Intuition of non-concretizable categories?

I don't think that any such example exists, and for good reason. The failure of concretizability is a subtle phenomenon that has nothing to do with abstract algebraic ideas and is instead entirely about size issues (that is, the distinction between sets and proper classes).

To illustrate this last point, if you ignore size issues, then every category is concretizable.
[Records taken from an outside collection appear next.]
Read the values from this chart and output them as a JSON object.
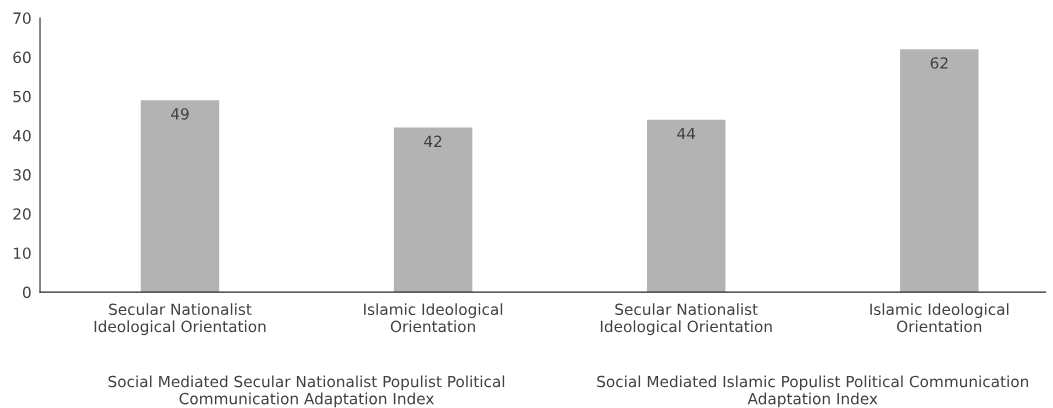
{
  "chart_data": {
    "type": "bar",
    "categories": [
      "Secular Nationalist\nIdeological Orientation",
      "Islamic Ideological\nOrientation",
      "Secular Nationalist\nIdeological Orientation",
      "Islamic Ideological\nOrientation"
    ],
    "values": [
      49,
      42,
      44,
      62
    ],
    "color": "#b3b3b3",
    "ylim": [
      0,
      70
    ],
    "yticks": [
      0,
      10,
      20,
      30,
      40,
      50,
      60,
      70
    ],
    "grid": false,
    "data_labels": true,
    "annotations": [
      "Social Mediated Secular Nationalist Populist Political\nCommunication Adaptation Index",
      "Social Mediated Islamic Populist Political Communication\nAdaptation Index"
    ]
  }
}
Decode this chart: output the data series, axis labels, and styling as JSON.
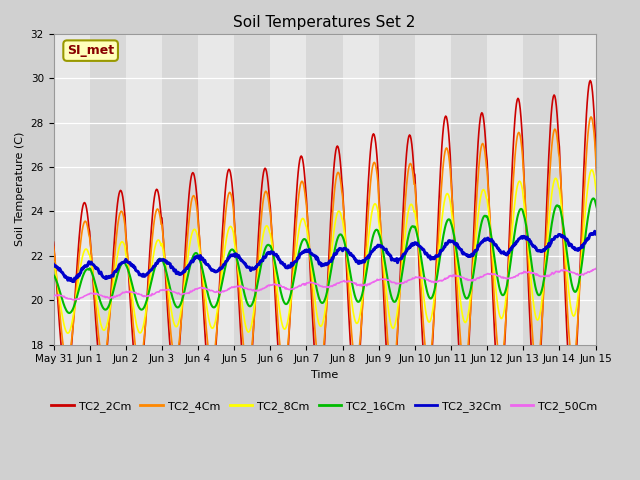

Given a category $C$, you can get a faithful functor to sets by sending each object $a$ to the set $F(a)$ of all morphisms to $a$. Given a morphism $a\to b$, you get a map $F(a)\to F(b)$ by taking any morphism to $a$ and just composing it with the morphism $a\to b$. (Note that this construction is exactly the generalization of the usual proof of Cayley's theorem on groups to general categories.)

Now, this doesn't actually work in general if $C$ is a large category, since the "set" $F(a)$ of all morphisms to $a$ may actually be a proper class. But this does show that any small category is concretizable, and any failure of concretizability has to be about size issues. In other words, it has nothing do with sets and their structure per se (any category would be concretizable if you were allowed to use sufficiently large "sets"). Rather, it must have to do with the structure of the category being in some sense "too large" to embed in the category of small sets.

In a category with finite limits being concretizable is equivalent to the fact that RegSub(A) (regular subobjects) is a set for any object A.

This appears in the paper “Concreteness” by Freyd.

Of course this occours just very often, thus a non concretizable category must have “very huge” objects.

For example, a category with a generator is always concrete, this is the case of all the categories you have in mind.

To get natural counterexample to concreteness you can consider the category of presheaves over a big category. The fact that it is not locally small implies that it is not concretizable (in this case).

Isbell's example of a (locally small) non-concretizable category, although arguable artificial as Fosco says in his answer, is fairly simple and it is quite easy to see concretely (sorry!) what makes it work.

The category has two classes $\left\{A_\alpha\right\}$ and $\left\{B_\alpha\right\}$ of objects indexed by the same proper class, and two more objects $X$ and $Y$.

There are morphisms $A_\alpha\to X$, $A_\alpha\to Y$, $X\to B_\alpha$ and $Y\to B_\alpha$ for each $\alpha$, and the only morphisms are the identity morphisms and compositions of these, with the compositions $A_\alpha\to X\to B_\alpha$ and $A_\alpha\to Y\to B_\alpha$ equal (but not the compositions $A_\alpha\to X\to B_\beta$ and $A_\alpha\to Y\to B_\beta$ for $\alpha\neq\beta$).

This is a locally small category, with at most two morphisms between any pair of objects.

Suppose $F$ were a faithful functor from this category to sets, and for a given $\alpha$ let $f_\alpha:F(X)\amalg F(Y)\to F(B_\alpha)$ be the function induced by $X\to B_\alpha$ and $Y\to B_\alpha$.

There is only a set of equivalence relations on $F(X)\amalg F(Y)$, so for some $\alpha\neq\beta$ the equivalence relation induced by $f_\alpha$ (i.e., $\left\{(s,t)\in F(X)\amalg F(Y)\middle\vert f_\alpha(s)=f_\alpha(t)\right\}$) must be the same as that induced by $f_\beta$.

But then, since $F(A_\alpha)\to F(X)\to F(B_\alpha)$ is equal to $F(A_\alpha)\to F(Y)\to F(B_\alpha)$, we must also have that $F(A_\alpha)\to F(X)\to F(B_\beta)$ is equal to $F(A_\alpha)\to F(Y)\to F(B_\beta)$, contradicting faithfulness.